Is Bernie Sander policing bigotry or stifling relisious liberties?
Article VI of the U.S. Constitution states that “no religious test shall ever be required as a qualification to any office or public trust under the United States.”
Setting up a classic Straw Man argument, Sen. Bernie Sanders toyed with the law when questioning Russell Vought during his confirmation hearing as the deputy director for the office of Management and Budget. Sanders referenced an article Vought ...had published at his Christian alma mater condemning Muslims.
When asked if he felt his views were Islamaphobic, Vought simply replied, "I believe in a Christian set of principles based on my faith.” Those principles, whatever they may be, are not a pre-requisite for serving in public office. Sen. Sanders' line of questions were ultimately irrelevant and he did not exercise the same tolerance he expected from Vought. In context, the article was about the fundamental differences between Christians and Muslims (namely the belief or disbelief in Christ). It was not written to attack or condemn Muslims.

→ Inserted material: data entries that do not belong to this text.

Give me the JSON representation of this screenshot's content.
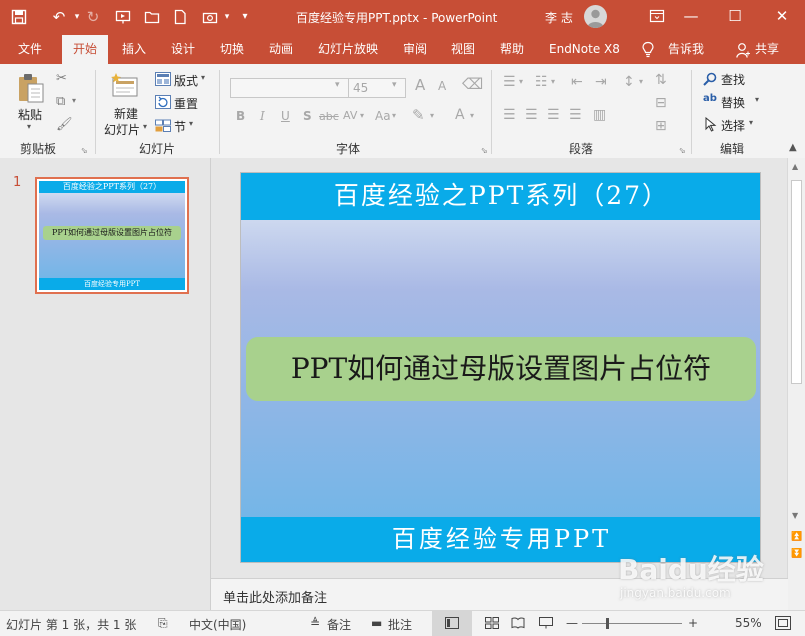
{
  "window": {
    "title": "百度经验专用PPT.pptx  -  PowerPoint",
    "user": "李 志",
    "minimize": "—",
    "restore": "▭",
    "maximize": "☐",
    "close": "✕"
  },
  "ribbon_tabs": [
    "文件",
    "开始",
    "插入",
    "设计",
    "切换",
    "动画",
    "幻灯片放映",
    "审阅",
    "视图",
    "帮助",
    "EndNote X8",
    "告诉我",
    "共享"
  ],
  "clipboard": {
    "paste": "粘贴",
    "group": "剪贴板"
  },
  "slides_group": {
    "new_slide_line1": "新建",
    "new_slide_line2": "幻灯片",
    "layout": "版式",
    "reset": "重置",
    "section": "节",
    "group": "幻灯片"
  },
  "font_group": {
    "size": "45",
    "bold": "B",
    "italic": "I",
    "underline": "U",
    "strike": "S",
    "shadow": "abc",
    "spacing": "AV",
    "case": "Aa",
    "grow": "A",
    "shrink": "A",
    "color": "A",
    "group": "字体"
  },
  "paragraph_group": {
    "group": "段落"
  },
  "editing_group": {
    "find": "查找",
    "replace": "替换",
    "select": "选择",
    "group": "编辑"
  },
  "thumbnail": {
    "number": "1",
    "title": "百度经验之PPT系列（27）",
    "body": "PPT如何通过母版设置图片占位符",
    "footer": "百度经验专用PPT"
  },
  "slide": {
    "title": "百度经验之PPT系列（27）",
    "body": "PPT如何通过母版设置图片占位符",
    "footer": "百度经验专用PPT"
  },
  "notes_placeholder": "单击此处添加备注",
  "status": {
    "slide_info": "幻灯片 第 1 张，共 1 张",
    "language": "中文(中国)",
    "notes": "备注",
    "comments": "批注",
    "zoom_minus": "—",
    "zoom_plus": "+",
    "zoom": "55%",
    "zoom_level_percent": 55
  },
  "watermark": {
    "brand": "Baidu经验",
    "url": "jingyan.baidu.com"
  }
}
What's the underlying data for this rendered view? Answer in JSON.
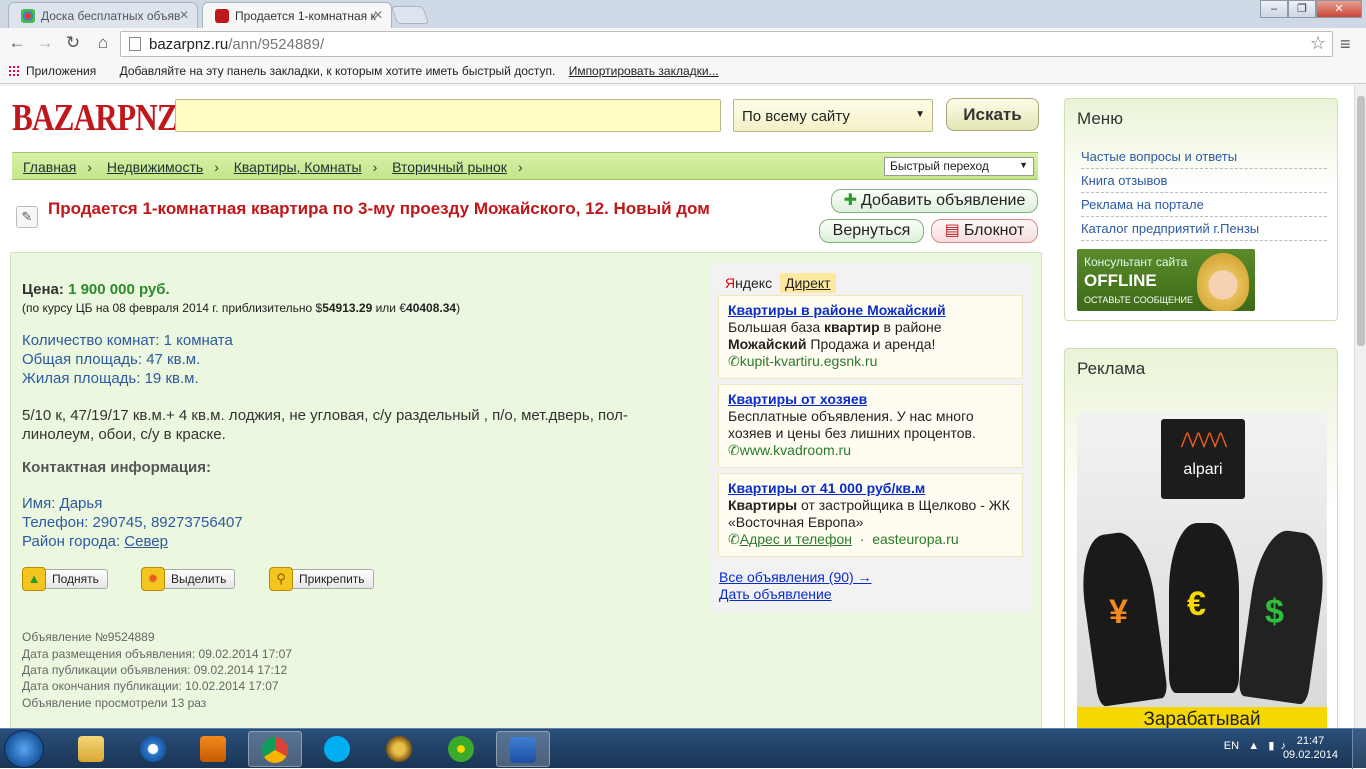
{
  "browser": {
    "tabs": [
      {
        "title": "Доска бесплатных объяв",
        "active": false
      },
      {
        "title": "Продается 1-комнатная к",
        "active": true
      }
    ],
    "address": {
      "host": "bazarpnz.ru",
      "path": "/ann/9524889/"
    },
    "bookmarks": {
      "apps": "Приложения",
      "hint": "Добавляйте на эту панель закладки, к которым хотите иметь быстрый доступ.",
      "import": "Импортировать закладки..."
    }
  },
  "header": {
    "logo": "BAZARPNZ.RU",
    "search_value": "",
    "scope": "По всему сайту",
    "search_button": "Искать"
  },
  "breadcrumb": {
    "items": [
      "Главная",
      "Недвижимость",
      "Квартиры, Комнаты",
      "Вторичный рынок"
    ],
    "quick_jump": "Быстрый переход"
  },
  "listing": {
    "title": "Продается 1-комнатная квартира по 3-му проезду Можайского, 12. Новый дом",
    "add_button": "Добавить объявление",
    "back_button": "Вернуться",
    "notepad_button": "Блокнот",
    "price_label": "Цена:",
    "price_value": "1 900 000 руб.",
    "rate_prefix": "(по курсу ЦБ на 08 февраля 2014 г. приблизительно $",
    "rate_usd": "54913.29",
    "rate_mid": " или €",
    "rate_eur": "40408.34",
    "rate_suffix": ")",
    "rooms": "Количество комнат: 1 комната",
    "total_area": "Общая площадь: 47 кв.м.",
    "living_area": "Жилая площадь: 19 кв.м.",
    "description": "5/10 к, 47/19/17 кв.м.+ 4 кв.м. лоджия, не угловая, с/у раздельный , п/о, мет.дверь, пол-линолеум, обои, с/у в краске.",
    "contact_header": "Контактная информация:",
    "name": "Имя: Дарья",
    "phone": "Телефон: 290745, 89273756407",
    "district_label": "Район города: ",
    "district_value": "Север",
    "actions": {
      "raise": "Поднять",
      "highlight": "Выделить",
      "pin": "Прикрепить"
    },
    "meta": {
      "id": "Объявление №9524889",
      "posted": "Дата размещения объявления: 09.02.2014  17:07",
      "published": "Дата публикации объявления: 09.02.2014  17:12",
      "ends": "Дата окончания публикации: 10.02.2014 17:07",
      "views": "Объявление просмотрели 13 раз"
    }
  },
  "yandex": {
    "tab_ya_first": "Я",
    "tab_ya_rest": "ндекс",
    "tab_direct": "Директ",
    "ads": [
      {
        "title": "Квартиры в районе Можайский",
        "text1": "Большая база ",
        "bold1": "квартир",
        "text2": " в районе ",
        "bold2": "Можайский",
        "text3": " Продажа и аренда!",
        "url": "kupit-kvartiru.egsnk.ru"
      },
      {
        "title": "Квартиры от хозяев",
        "text": "Бесплатные объявления. У нас много хозяев и цены без лишних процентов.",
        "url": "www.kvadroom.ru"
      },
      {
        "title": "Квартиры от 41 000 руб/кв.м",
        "bold": "Квартиры",
        "text": " от застройщика в Щелково - ЖК «Восточная Европа»",
        "link": "Адрес и телефон",
        "dot": "·",
        "url": "easteuropa.ru"
      }
    ],
    "all_ads": "Все объявления (90) →",
    "post_ad": "Дать объявление"
  },
  "sidebar": {
    "menu_title": "Меню",
    "menu_items": [
      "Частые вопросы и ответы",
      "Книга отзывов",
      "Реклама на портале",
      "Каталог предприятий г.Пензы"
    ],
    "consultant": {
      "line1": "Консультант сайта",
      "line2": "OFFLINE",
      "line3": "ОСТАВЬТЕ СООБЩЕНИЕ"
    },
    "ad_title": "Реклама",
    "banner": {
      "brand": "alpari",
      "currencies": [
        "¥",
        "€",
        "$"
      ],
      "cta": "Зарабатывай"
    }
  },
  "taskbar": {
    "lang": "EN",
    "time": "21:47",
    "date": "09.02.2014"
  }
}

Any religious group has the Constitutional right to free speech and freedom of religion. Muslims will vehemently disagree with Christian principles. This issue is not about bigotry in public policy as Sanders would have us believe. It is a double standard that wrongfully places Christians in public service in a negative light. Sanders, a Jew, has the support of millions of Christians who share the same doctrine as Vought. Should he lose supporters because he does not accept the tenants of our faith? Of course not. The same logic should apply to Vought and others Christians who do not water down their faith for political gain.
Yet, as Sanders continued to grill Vought his tone became more forceful and angrier. The entire exchange seemed irrelevant.